Filmmaking is expensive. Crews, costumes, actors, and production sets quickly push budgets beyond the reach of many African creators. But with generative AI tools, filmmakers like Obinna Okerekeocha, founder of the Naija Artificial Intelligence Film Festival (NAIFF), are finding new ways to cut costs and break barriers.
A 2024 survey by DLA Piper Africa of Nigerian film and television professionals found that 35% already use generative AI tools in their work, and another 35% were considering adoption.
Okerekeocha began experimenting with RunwayML and Midjourney for video and images in 2022, when generative AI tools began gaining widespread attention. Then he realised that artificial intelligence was not just a toy. It could be a new canvas to inspire more creative work. Out of that conviction, the NAIFF was born.
“AI is going to kick everyone’s ass,” he recalls thinking. “ AI is really going to be the next big thing.”
But the realisation wasn’t just the novelty of generating new images. It was the sense of possibility: a tool that could cut through the bottlenecks of filmmaking in Africa. In 2023, the continent’s film and audiovisual industries generated $5 billion and employed 5 million people, with the potential to quadruple both jobs and revenues. However, the film sector remained constrained by infrastructure, shortages of skilled professionals, and limited financing.
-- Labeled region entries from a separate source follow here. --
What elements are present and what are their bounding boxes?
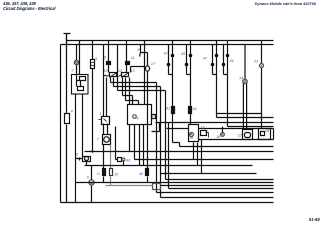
fan wire c <box>107 76 166 117</box>
fan wire a <box>111 78 157 83</box>
gray box B <box>153 184 161 190</box>
long line 203 <box>61 202 274 204</box>
connector 6 <box>89 180 94 185</box>
svg-text:22: 22 <box>237 133 242 137</box>
svg-text:3: 3 <box>76 153 79 157</box>
junction <box>167 63 171 67</box>
connector 2 <box>74 60 78 64</box>
svg-text:43: 43 <box>164 52 168 56</box>
pair2 left wire <box>187 45 191 75</box>
connector in U3 <box>190 133 194 137</box>
line after B <box>161 185 274 187</box>
svg-text:45: 45 <box>181 52 185 56</box>
line A <box>76 182 274 184</box>
bus bar second <box>61 44 274 46</box>
svg-text:7: 7 <box>97 138 100 142</box>
fuse F2 <box>91 60 95 69</box>
battery feed T <box>64 34 71 45</box>
connector 74 <box>243 79 248 84</box>
pair4 right wire <box>227 41 229 127</box>
svg-text:4: 4 <box>95 57 97 61</box>
long line 197 <box>161 197 274 199</box>
staircase riser c <box>165 91 167 180</box>
riser harness <box>201 140 203 174</box>
wire <box>79 41 81 75</box>
mid line 117 <box>217 117 274 119</box>
lamp <box>104 137 110 143</box>
wire comp3 bottom riser <box>86 162 88 166</box>
junction <box>91 150 93 152</box>
starter left stub <box>76 158 83 161</box>
wire ring 17 feed <box>147 53 149 183</box>
tab on U2 <box>152 115 156 119</box>
fuse link2 <box>110 169 113 176</box>
pair2 right wire <box>190 41 192 125</box>
lamp box <box>103 135 111 145</box>
riser flasher to 151.2 <box>139 125 141 166</box>
fuse F4 <box>65 114 70 124</box>
svg-text:26: 26 <box>264 129 270 133</box>
svg-text:11: 11 <box>97 172 101 176</box>
wire 46 branch <box>116 127 118 160</box>
wire 46 down <box>123 161 125 166</box>
svg-text:40: 40 <box>139 172 144 176</box>
box 22 <box>243 130 253 140</box>
wire circle6 riser <box>91 166 93 203</box>
svg-text:8: 8 <box>104 56 107 60</box>
wire stub <box>118 45 145 76</box>
wire <box>222 127 224 133</box>
staircase riser b <box>160 87 162 198</box>
junction <box>215 54 219 58</box>
wire relay out left <box>75 95 77 203</box>
long line 179 <box>166 179 274 181</box>
long line 146 <box>180 146 274 148</box>
wire breaker 8 feed <box>108 41 110 73</box>
long line 151 <box>85 151 274 153</box>
riser box U3 a <box>193 143 195 160</box>
svg-text:4: 4 <box>137 117 139 121</box>
riser box U3 b <box>197 143 199 166</box>
svg-text:17: 17 <box>151 62 156 66</box>
switch 9 wire <box>140 41 148 105</box>
fan wire f <box>129 78 131 105</box>
svg-text:10: 10 <box>114 172 119 176</box>
pair3 right wire <box>216 41 218 118</box>
wire to fusebox <box>104 45 108 135</box>
fan wire d <box>123 78 133 105</box>
wire lamp down black <box>103 145 105 183</box>
wire left outer <box>60 45 62 203</box>
wire to connector 2 <box>76 45 78 75</box>
fan wire b <box>114 78 161 87</box>
svg-text:6: 6 <box>87 176 90 180</box>
svg-text:41: 41 <box>166 107 170 111</box>
svg-text:74: 74 <box>239 77 243 81</box>
wire stub <box>104 75 107 77</box>
long line 159.8 <box>135 159 274 161</box>
svg-text:44: 44 <box>193 107 197 111</box>
starter comp 3 <box>83 157 91 162</box>
harness box bottom <box>199 139 274 141</box>
riser flasher to 159.8 <box>130 125 144 166</box>
staircase riser a <box>156 83 158 193</box>
connector 23 wire <box>261 41 263 129</box>
junction <box>211 63 215 67</box>
long line 165.6 <box>85 165 253 167</box>
harness box right <box>273 129 275 140</box>
ring 17 <box>146 66 150 71</box>
pair1 left wire <box>169 45 173 75</box>
svg-text:11: 11 <box>131 56 135 60</box>
fuse link <box>172 107 175 114</box>
flasher box U2 <box>128 105 152 125</box>
long line 173.4 <box>161 173 257 175</box>
long line 192 <box>157 192 274 194</box>
junction <box>226 54 230 58</box>
junction <box>222 63 226 67</box>
box U3 <box>189 125 199 142</box>
svg-text:14: 14 <box>152 114 156 118</box>
fuse link1 <box>103 169 106 176</box>
relay coil <box>78 87 84 91</box>
wire relay out to line A <box>82 95 84 157</box>
svg-text:12: 12 <box>118 69 122 73</box>
connector 36 <box>221 133 225 137</box>
pair3 left wire <box>213 45 217 75</box>
box 22 inner <box>245 133 251 138</box>
breaker 8 <box>107 62 111 65</box>
svg-text:23: 23 <box>253 59 259 63</box>
breaker 11 <box>126 62 130 65</box>
junction <box>189 54 193 58</box>
mid line 122 <box>156 122 274 124</box>
mid line 126 <box>228 126 274 128</box>
wire fuse feed <box>92 41 94 152</box>
svg-text:44: 44 <box>230 59 234 63</box>
mid line 113 <box>217 113 262 115</box>
relay 46 <box>118 158 122 162</box>
svg-text:4: 4 <box>71 110 73 114</box>
connector in U2 <box>133 115 137 119</box>
pair below 74 <box>243 84 246 130</box>
long line 188 <box>169 123 274 189</box>
junction <box>171 54 175 58</box>
svg-text:47: 47 <box>203 57 208 61</box>
fan wire e <box>126 78 139 105</box>
connector 46 <box>122 158 125 161</box>
box 26 <box>259 129 271 140</box>
switch contact S2 <box>122 73 129 77</box>
harness box top <box>167 128 274 130</box>
gray line B <box>106 185 153 187</box>
svg-text:19: 19 <box>201 126 205 130</box>
relay contact <box>80 77 86 81</box>
wire lamp down gray <box>110 145 112 186</box>
fuse link <box>189 107 192 114</box>
svg-text:9: 9 <box>138 48 140 52</box>
svg-text:1: 1 <box>100 112 102 116</box>
connector 74 wire <box>244 45 246 80</box>
fusebox F3 <box>102 117 110 125</box>
svg-text:13: 13 <box>131 69 136 73</box>
fusebox symbol <box>99 119 107 122</box>
svg-text:46: 46 <box>126 158 131 162</box>
connector 23 <box>259 63 263 67</box>
wire breaker 11 feed <box>126 41 128 73</box>
switch contact S1 <box>110 73 117 77</box>
wire main feed <box>66 35 68 203</box>
relay K1 box <box>72 75 89 95</box>
starter circle <box>85 157 89 161</box>
box 26 inner <box>261 132 265 136</box>
fuse link <box>146 169 149 176</box>
pair4 left wire <box>224 45 228 75</box>
svg-text:10: 10 <box>104 69 109 73</box>
svg-text:2: 2 <box>71 69 74 73</box>
svg-text:16: 16 <box>189 136 194 140</box>
bus bar top <box>67 40 274 42</box>
pair1 right wire <box>173 41 180 147</box>
junction <box>185 63 189 67</box>
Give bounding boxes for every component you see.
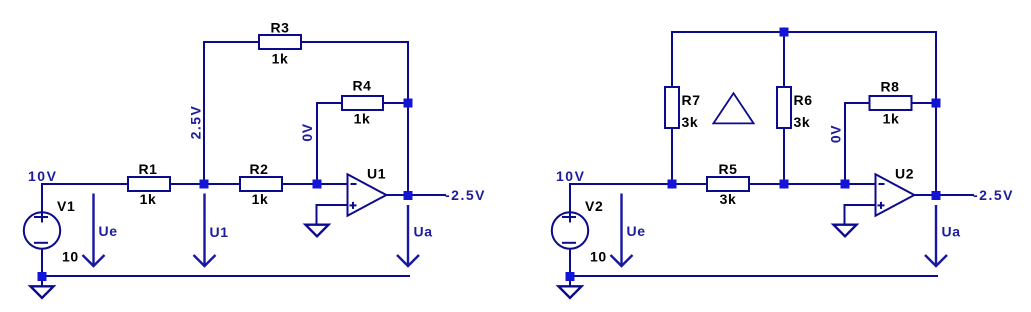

With NAIFF, Okerekeocha wants to build a film festival like France’s Cannes Film Festival and Canada’s Toronto International Film Festival to champion AI filmmakers in Africa while promoting a new era of cinematic innovation.
The festival, scheduled for September 13, 2025, in Lagos, Nigeria, aims to answer a pressing question: what happens when African storytellers, traditionally excluded from big-budget filmmaking, gain access to innovative cinema tools?
In its debut year, the festival has received over 490 submissions from across the continent and beyond. Nigeria, Mali, Côte d’Ivoire, Senegal, and Cameroon are all represented. They also plan to include a more global showcase of AI films from Latin America, the U.S., and Europe.
What about pushback from other creatives?
Among African creators, AI tools can bring suspicion and discontent. There is a growing concern that these generative AI tools will displace human imagination, take jobs, and plagiarise artists’ work without credit.
“Traditional filmmaking is not going anywhere,” Okerekeocha says of these concerns. “Human imagination isn’t going anywhere, but AI empowers you to do better work. In practice, this can mean: using AI to visualise sets, clean noisy audio, replicate colour grading across scenes, or remove a background in seconds instead of hours or weeks.
Still, ethics cannot be ignored. Much of the global controversy comes from how AI models are trained, often on datasets scraped without consent. On September 5, Anthropic, one of OpenAI’s main competitors in generative AI, agreed to pay $1.5 billion to settle a lawsuit filed by authors who claimed the company had illegally accessed their books to train its models.
The Naija AI Film Festival is trying to confront these concerns of AI use, datasets, and consent directly. Its programming includes panels devoted to the ethical use of AI in film, from attribution and fair compensation to the dangers of deepfakes. Classes within the AI filmmaking community also emphasise “AI for good,” encouraging members to embrace inclusivity in their creative work.
Another key concern is that these generative AI models are often trained with datasets that are more biased towards Western perspectives, which can lead to misrepresentation and oversimplification of African experiences and realities. Okerekeocha hopes NAIFF can help overcome this over the years by supporting African-built tools and models trained on local languages, voices, and cultures rather than entirely relying on Western-trained tools.
Dreaming the future of African storytelling
Soft power can be built through storytelling. Just as Hollywood projected the United States’ global image, Okerekeocha sees a chance for generative AI tools to help Africa craft its own narrative. He describes AI as a way for Africans to “dream the future we want to see.” That could mean futuristic skylines of African cities in 2050, or alternative histories of African kingdoms in the 19th century.
“Perception is stronger than reality,” he says. “When you imagine yourself in the future, you start working towards it.”
The festival aims to connect filmmakers, policymakers, prompt engineers, and visual artists to explore how to dream and build the future of filmmaking. Beyond Nigeria, the festival plans to rotate across different African cities to create a more connected African AI filmmaking community.
Over the next five years, Okerekeocha wants to train thousands of African AI filmmakers, build platforms that can incubate startups and founders building technical tools for Africa’s creative industry, and see AI-generated films cross into traditional cinemas. The plan is to empower Africans to take a more prominent role in the AI creative space.
“This is in perpetuity,” he adds. “It’s our life’s work.”